If ever there was a time for stating the obvious, this was it.
    “You like to read horror.”
    Since I refused to look Levi’s way, I didn’t know for sure, but I imagined he smiled when he said, “And you don’t like reading scary stories. At least that’s what I’ve heard.” He shifted his stance just a tad, a move that made his hip brush mine when he plucked the nearest book from the shelf. He opened it to the inside back cover. “Look at that. The best selling of all the best-selling authors and the guy doesn’t even get his picture in the book.”
    I wasn’t sure what I was supposed to say about this so I didn’t say anything at all.
    “Think he’s shy?” Levi asked.
    “Maybe he’s embarrassed that he writes books that scare so many people.”
    “So, you and the other Ladies in the League won’t be reading FX O’Grady in honor of Halloween?”

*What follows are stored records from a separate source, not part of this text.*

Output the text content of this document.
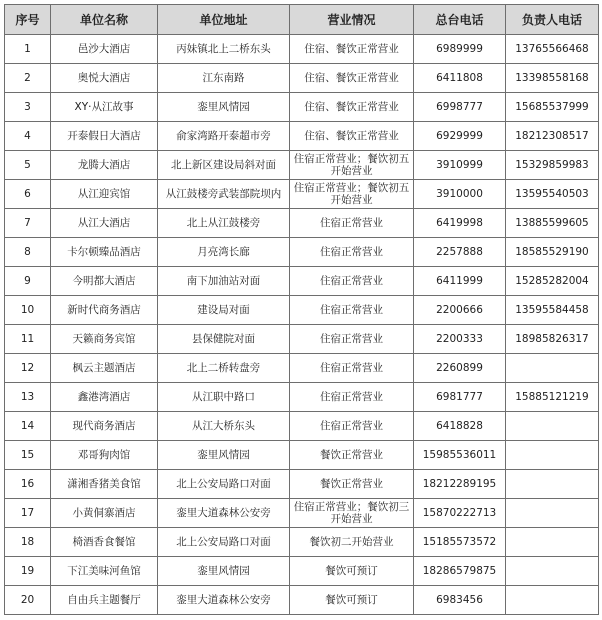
序号	单位名称	单位地址	营业情况	总台电话	负责人电话
1	邑沙大酒店	丙妹镇北上二桥东头	住宿、餐饮正常营业	6989999	13765566468
2	奥悦大酒店	江东南路	住宿、餐饮正常营业	6411808	13398558168
3	XY·从江故事	銮里风情园	住宿、餐饮正常营业	6998777	15685537999
4	开泰假日大酒店	俞家湾路开泰超市旁	住宿、餐饮正常营业	6929999	18212308517
5	龙腾大酒店	北上新区建设局斜对面	住宿正常营业；餐饮初五开始营业	3910999	15329859983
6	从江迎宾馆	从江鼓楼旁武装部院坝内	住宿正常营业；餐饮初五开始营业	3910000	13595540503
7	从江大酒店	北上从江鼓楼旁	住宿正常营业	6419998	13885599605
8	卡尔顿臻品酒店	月亮湾长廊	住宿正常营业	2257888	18585529190
9	今明都大酒店	南下加油站对面	住宿正常营业	6411999	15285282004
10	新时代商务酒店	建设局对面	住宿正常营业	2200666	13595584458
11	天籁商务宾馆	县保健院对面	住宿正常营业	2200333	18985826317
12	枫云主题酒店	北上二桥转盘旁	住宿正常营业	2260899	
13	鑫港湾酒店	从江职中路口	住宿正常营业	6981777	15885121219
14	现代商务酒店	从江大桥东头	住宿正常营业	6418828	
15	邓哥狗肉馆	銮里风情园	餐饮正常营业	15985536011	
16	潇湘香猪美食馆	北上公安局路口对面	餐饮正常营业	18212289195	
17	小黄侗寨酒店	銮里大道森林公安旁	住宿正常营业；餐饮初三开始营业	15870222713	
18	椅酒香食餐馆	北上公安局路口对面	餐饮初二开始营业	15185573572	
19	下江美味河鱼馆	銮里风情园	餐饮可预订	18286579875	
20	自由兵主题餐厅	銮里大道森林公安旁	餐饮可预订	6983456	
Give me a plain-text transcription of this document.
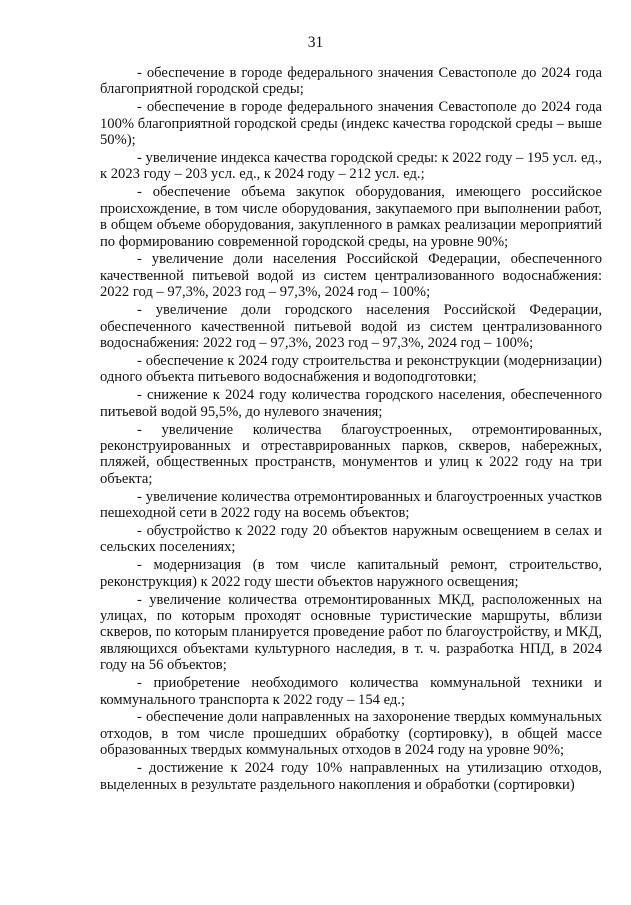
31

- обеспечение в городе федерального значения Севастополе до 2024 года благоприятной городской среды;

- обеспечение в городе федерального значения Севастополе до 2024 года 100% благоприятной городской среды (индекс качества городской среды – выше 50%);

- увеличение индекса качества городской среды: к 2022 году – 195 усл. ед., к 2023 году – 203 усл. ед., к 2024 году – 212 усл. ед.;

- обеспечение объема закупок оборудования, имеющего российское происхождение, в том числе оборудования, закупаемого при выполнении работ, в общем объеме оборудования, закупленного в рамках реализации мероприятий по формированию современной городской среды, на уровне 90%;

- увеличение доли населения Российской Федерации, обеспеченного качественной питьевой водой из систем централизованного водоснабжения: 2022 год – 97,3%, 2023 год – 97,3%, 2024 год – 100%;

- увеличение доли городского населения Российской Федерации, обеспеченного качественной питьевой водой из систем централизованного водоснабжения: 2022 год – 97,3%, 2023 год – 97,3%, 2024 год – 100%;

- обеспечение к 2024 году строительства и реконструкции (модернизации) одного объекта питьевого водоснабжения и водоподготовки;

- снижение к 2024 году количества городского населения, обеспеченного питьевой водой 95,5%, до нулевого значения;

- увеличение количества благоустроенных, отремонтированных, реконструированных и отреставрированных парков, скверов, набережных, пляжей, общественных пространств, монументов и улиц к 2022 году на три объекта;

- увеличение количества отремонтированных и благоустроенных участков пешеходной сети в 2022 году на восемь объектов;

- обустройство к 2022 году 20 объектов наружным освещением в селах и сельских поселениях;

- модернизация (в том числе капитальный ремонт, строительство, реконструкция) к 2022 году шести объектов наружного освещения;

- увеличение количества отремонтированных МКД, расположенных на улицах, по которым проходят основные туристические маршруты, вблизи скверов, по которым планируется проведение работ по благоустройству, и МКД, являющихся объектами культурного наследия, в т. ч. разработка НПД, в 2024 году на 56 объектов;

- приобретение необходимого количества коммунальной техники и коммунального транспорта к 2022 году – 154 ед.;

- обеспечение доли направленных на захоронение твердых коммунальных отходов, в том числе прошедших обработку (сортировку), в общей массе образованных твердых коммунальных отходов в 2024 году на уровне 90%;

- достижение к 2024 году 10% направленных на утилизацию отходов, выделенных в результате раздельного накопления и обработки (сортировки)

    I tried to make it look perfectly natural when I took a step to my right, the better to put some distance between me and the heat generated by his body. Still, it was impossible to ignore the heady smell of his aftershave. It was as bracing as the fall afternoon, and I wondered if I’d simply missed the scent back at the park, or if he’d splashed it on when he got home to get the smell of death out of his nose.
    “We’re reading Washington Irving,” I said, and prayed my voice didn’t sound as breathy to him as it did to me. It might have been the memory of what happened at the park that made my lungs feel as if there were a hand inside my chest, squeezing and twisting.
    It might have been something else.
    “Sleepy Hollow.” Levi chuckled. “A headless horseman and a terrified schoolteacher. At least we don’t have to worry about our Sleepy chasing anyone through the woods at night.”
    “Not as far as we know.”
    “But I hear your ghost hunters were looking for him, anyway.”
    Another side step and I was far enough away to turn to him. “They’re not my ghost hunters.”